People can certainly volunteer to collaborate, but there are limits to what purely voluntary grassroots efforts can accomplish.

One of the best ways to let employees know that your organization is serious about collaboration is to formally recognize key collaborative roles.

“...grassroots change movements as diverse as charities, open-source software, and crowd-sourced content actually all have well-defined structures.

Even in wikipedia, in which anyone can make an edit, there are key roles of administrators, bureaucrats, and stewards, each with clear guidelines on what to do and how to do it.”

Formal roles recognize the additional contributions of certain people while signaling the entire organization that collaborative work is important.

Thing to do: Approach your HR staff with some specific job descriptions that fit collaborative work in your firm. If you don’t have any clear roles, then consider forming internal communities of practice as a way to bootstrap your company’s social business efforts. Roles like Community Leader and Community Manager are then natural roles to add.

2. Get the boss to write a letter

Does this sound old-fashioned? Yes.

Yet, even with the social business revolution, your boss still matters. As long as there is an org chart, it’ll be the hierarchy that determines pay and promotion.

So, a simple thing like a letter from a manager recognizing collaborative effort makes a difference. It’s a formal statement to the employee - and to all the people he tells about it - that collaboration is recognized and rewarded.

Thing to do: every time you see collaborative work worth recognizing, write it up and send it to the person’s manager with the suggestion they send the employee a letter.

3. Use existing awards

Many firms already have awards to recognize employees. They tend to be great for the individual but they recognize a very broad range of achievements.

By submitting applications based specifically on collaborative achievements, you’ll be using another formal mechanism to endorse collaborative work.

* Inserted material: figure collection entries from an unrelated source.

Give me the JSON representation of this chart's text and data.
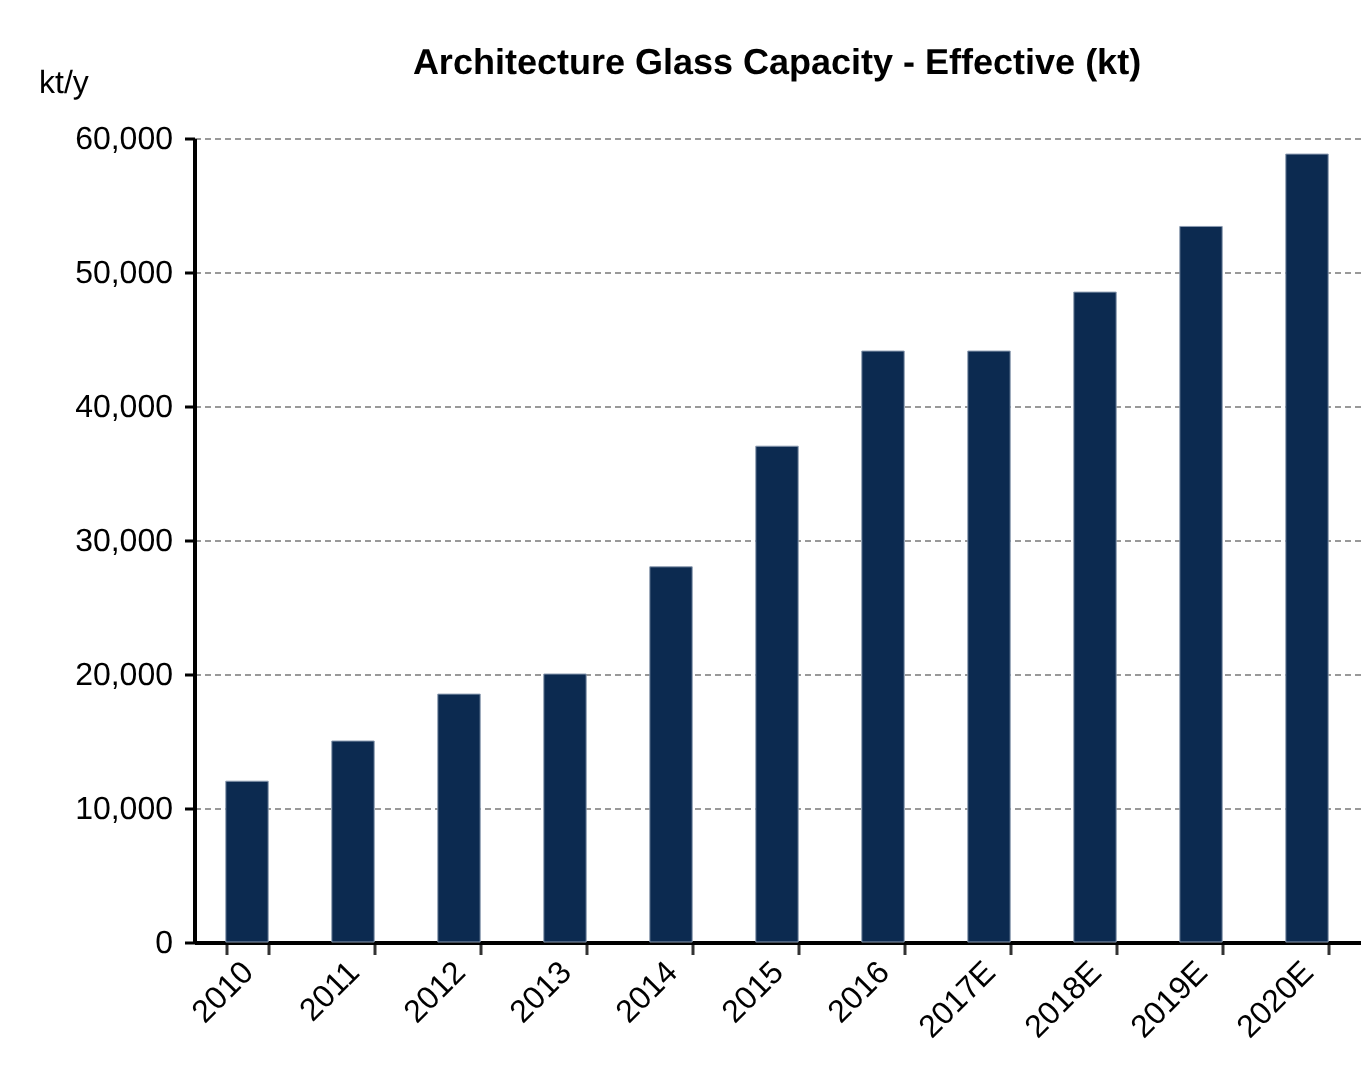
{
  "chart_data": {
    "type": "bar",
    "title": "Architecture Glass Capacity - Effective (kt)",
    "ylabel": "kt/y",
    "categories": [
      "2010",
      "2011",
      "2012",
      "2013",
      "2014",
      "2015",
      "2016",
      "2017E",
      "2018E",
      "2019E",
      "2020E"
    ],
    "values": [
      12000,
      15000,
      18500,
      20000,
      28000,
      37000,
      44100,
      44100,
      48500,
      53400,
      58800
    ],
    "color": "#0c2a50",
    "ylim": [
      0,
      60000
    ],
    "yticks": [
      0,
      {
        "value": 10000,
        "label": "10,000"
      },
      {
        "value": 20000,
        "label": "20,000"
      },
      {
        "value": 30000,
        "label": "30,000"
      },
      {
        "value": 40000,
        "label": "40,000"
      },
      {
        "value": 50000,
        "label": "50,000"
      },
      {
        "value": 60000,
        "label": "60,000"
      }
    ],
    "grid": "y"
  }
}
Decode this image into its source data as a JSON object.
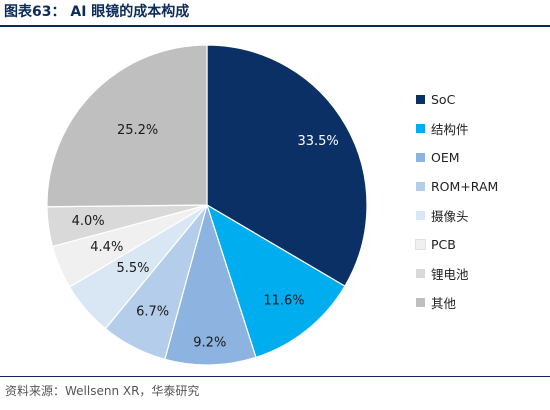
{
  "header": {
    "title": "图表63：  AI 眼镜的成本构成"
  },
  "footer": {
    "source": "资料来源：Wellsenn XR，华泰研究"
  },
  "chart_data": {
    "type": "pie",
    "categories": [
      "SoC",
      "结构件",
      "OEM",
      "ROM+RAM",
      "摄像头",
      "PCB",
      "锂电池",
      "其他"
    ],
    "values": [
      33.5,
      11.6,
      9.2,
      6.7,
      5.5,
      4.4,
      4.0,
      25.2
    ],
    "labels": [
      "33.5%",
      "11.6%",
      "9.2%",
      "6.7%",
      "5.5%",
      "4.4%",
      "4.0%",
      "25.2%"
    ],
    "colors": [
      "#0a3066",
      "#00aeef",
      "#8db3e0",
      "#b3cdea",
      "#d9e7f5",
      "#f0f0f0",
      "#d9d9d9",
      "#bfbfbf"
    ],
    "label_colors": [
      "#ffffff",
      "#1a1a1a",
      "#1a1a1a",
      "#1a1a1a",
      "#1a1a1a",
      "#1a1a1a",
      "#1a1a1a",
      "#1a1a1a"
    ],
    "start": "12 o'clock",
    "direction": "clockwise",
    "legend": "right"
  }
}
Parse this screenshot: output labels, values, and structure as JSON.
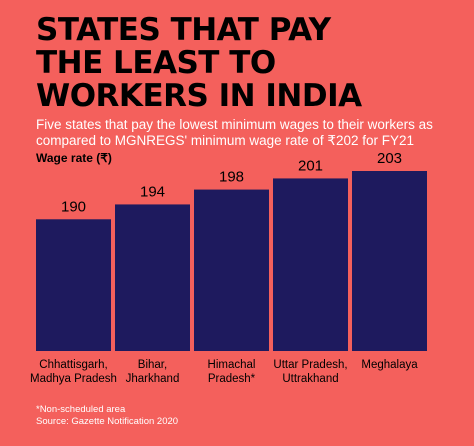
{
  "title_lines": [
    "STATES THAT PAY",
    "THE LEAST TO",
    "WORKERS IN INDIA"
  ],
  "subtitle": "Five states that pay the lowest minimum wages to their workers as compared to MGNREGS' minimum wage rate of ₹202 for FY21",
  "footnote_lines": [
    "*Non-scheduled area",
    "Source: Gazette Notification 2020"
  ],
  "colors": {
    "background": "#f4605c",
    "bar": "#1e1a5e",
    "text": "#000000",
    "accent_text": "#ffffff"
  },
  "chart_data": {
    "type": "bar",
    "ylabel": "Wage rate (₹)",
    "categories": [
      [
        "Chhattisgarh,",
        "Madhya Pradesh"
      ],
      [
        "Bihar,",
        "Jharkhand"
      ],
      [
        "Himachal",
        "Pradesh*"
      ],
      [
        "Uttar Pradesh,",
        "Uttrakhand"
      ],
      [
        "Meghalaya"
      ]
    ],
    "values": [
      190,
      194,
      198,
      201,
      203
    ],
    "grid": false,
    "legend": "none"
  }
}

Thing to do: submit an application for a specific example of collaborative work. Then, tell everyone else who cares about collaboration to do the same. Helping a greater share of public awards go to collaborative work helps demonstrate the importance of collaboration.

4. Use existing communication channels

The people in your internal communications department are hungry for stories of good work going on throughout the firm.

You’d be making their job easier - and using one of the best recognition channels in your firm - by writing up stories for them. A story in your division’s newsletter or on the company portal goes a long way to raising awareness about the kind of work the firm values.

Thing to do: write up a story of collaborative work and send it to your local comms person. Then share the story widely once it's published.

5. Say “Thank you”

Finally, the simplest of all techniques is a hand-written thank you note:

“A personal note written by your own hand inside matters far more than a few lines of type into a window that’s so easily available at your fingertips. It shows you care enough to take an extra step.”

Thing to do: buy a pack of Thank You cards and a nice pen and tell someone you appreciate the way they collaborate.

It starts with you

You can recognize someone today with a simple thank you note. Or send a story of remarkable collaborative work to a person’s manager or your communications person. More formally, you can submit someone’s work for an internal award or talk to HR about new roles. Or start a community of practice if you don’t have such roles.

You can do any of those things now. Or you can wait for a new system or for someone else to organize something.

If you truly want to change how your firm works, which one will you choose?